Simbolo Federazione della Sinistra

Nel video seguente lo spot elettorale della Federazione della Sinistra (Partito della Rifondazione Comunista, Partito dei Comunisti Italiani, Socialismo 2000, Lavoro e Solidarietà) per le amministrative 2011:

http://www.federazionedellasinistra.com

JURI BOSSUTO: “La vera sinistra siamo noi, Piero se ne accorgerà”

Questo è l’articolo apparso oggi sulla Stampa a pag. 61.

Versione dell’articolo in formato pdf: La vera sinistra siamo noi, Piero se ne accorgerà

A vederlo ieri, ritratto sui manifesti appesi davanti al Comune, Juri Bossuto dava l’idea di un uomo a pezzi, nel vero senso del termine: pezzi di una gigantesca foto del candidato della Federazione della Sinistra e di Sinistra Critica sono stati venduti ai cittadini per sostenere la campagna elettorale.
Fenomenologia di un aspirante-sindaco fuori dagli schemi – forte di una carriera politica nel solco di Rifondazione (consigliere nella seconda circoscrizione e poi presidente della medesima, fino all’ingresso in Consiglio regio-nale) –, convinto di poter guastare la festa a Piero Fassino sottraendogli voti a sinistra: «La nostra è la sinistra che fa la sinistra». E l’altra? «Quella che si riconosce in Fassino rischia di avallare il lavoro della giunta Chiamparino: una buona squadra ma non è tutto oro quel che luccica». Tre gli addebiti
mossi all’amministrazione uscente: «La svendita del patrimonio pubblico, la sudditanza verso i privati e naturalmente, il debito che ci porteremo sul groppone per i prossimi decenni».
Per questo Bossuto – 46 anni, torinese – tenta la sfida: «Vogliamo dimostrare di essere una sinistra responsabile e non demagogica.
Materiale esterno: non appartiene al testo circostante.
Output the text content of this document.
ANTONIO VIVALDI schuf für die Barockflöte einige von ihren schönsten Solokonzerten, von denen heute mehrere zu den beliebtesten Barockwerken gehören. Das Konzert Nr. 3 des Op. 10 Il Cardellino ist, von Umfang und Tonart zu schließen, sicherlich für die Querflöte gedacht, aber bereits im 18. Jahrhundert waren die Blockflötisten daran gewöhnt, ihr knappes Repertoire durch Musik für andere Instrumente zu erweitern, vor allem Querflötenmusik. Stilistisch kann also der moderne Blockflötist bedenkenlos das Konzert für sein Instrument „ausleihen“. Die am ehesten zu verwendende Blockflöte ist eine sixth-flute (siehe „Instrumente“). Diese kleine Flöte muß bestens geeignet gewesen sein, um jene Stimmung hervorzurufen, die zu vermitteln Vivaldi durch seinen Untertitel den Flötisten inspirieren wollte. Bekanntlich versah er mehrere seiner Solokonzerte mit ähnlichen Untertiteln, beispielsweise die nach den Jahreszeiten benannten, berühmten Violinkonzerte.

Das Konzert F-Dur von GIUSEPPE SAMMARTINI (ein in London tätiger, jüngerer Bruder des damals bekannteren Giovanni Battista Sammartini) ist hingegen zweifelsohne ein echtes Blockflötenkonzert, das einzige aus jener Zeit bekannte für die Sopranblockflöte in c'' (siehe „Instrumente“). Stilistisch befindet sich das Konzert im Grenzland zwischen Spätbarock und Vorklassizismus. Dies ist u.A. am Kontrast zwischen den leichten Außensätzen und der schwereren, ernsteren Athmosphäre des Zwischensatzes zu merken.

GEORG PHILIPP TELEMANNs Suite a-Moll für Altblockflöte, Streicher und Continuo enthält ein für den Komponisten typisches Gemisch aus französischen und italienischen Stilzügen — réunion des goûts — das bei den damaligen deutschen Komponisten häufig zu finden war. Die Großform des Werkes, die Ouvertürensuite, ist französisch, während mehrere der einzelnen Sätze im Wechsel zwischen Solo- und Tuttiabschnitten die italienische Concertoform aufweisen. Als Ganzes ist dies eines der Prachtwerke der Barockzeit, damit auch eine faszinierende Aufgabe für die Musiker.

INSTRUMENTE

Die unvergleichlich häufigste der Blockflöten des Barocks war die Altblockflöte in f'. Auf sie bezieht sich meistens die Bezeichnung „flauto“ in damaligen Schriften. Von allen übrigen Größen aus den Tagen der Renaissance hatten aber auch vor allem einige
Una sinistra che, contrariamente a come viene descritta dai suoi avversari, non è capace di dire solo no. Semmai “no, ma …” Dove in quel «ma» si riassumono scelte precise: difesa del lavoro; lotta al precariato e alla delocalizzazione delle imprese; una rielaborazione del Piano
regolatore che tenga conto del verde pubblico e dei servizi, oggi inesistenti in alcuni quartieri di recente costruzione;
recupero delle periferie; impiego delle aree ex-Mirafiori per sviluppare la ricerca e l’innovazione con un occhio di riguardo alla sostenibilità ambientale; valorizzazione degli «atou» ambientali di Torino (cominciando dai fiumi); chiusura del centro al traffico e mezzi pubblici a basso costo; potenziamento del Welfare e dell’edilizia pubblica. Non ultima, la battaglia per l’acqua pubblica».
Previsioni per il primo turno? «Non lo so. I sondaggi ci danno in tutti i modi possibili, e noi dei sondaggi non ci fidiamo. Specie quelli targati Pd. Dal 5% in su prendiamo tutto».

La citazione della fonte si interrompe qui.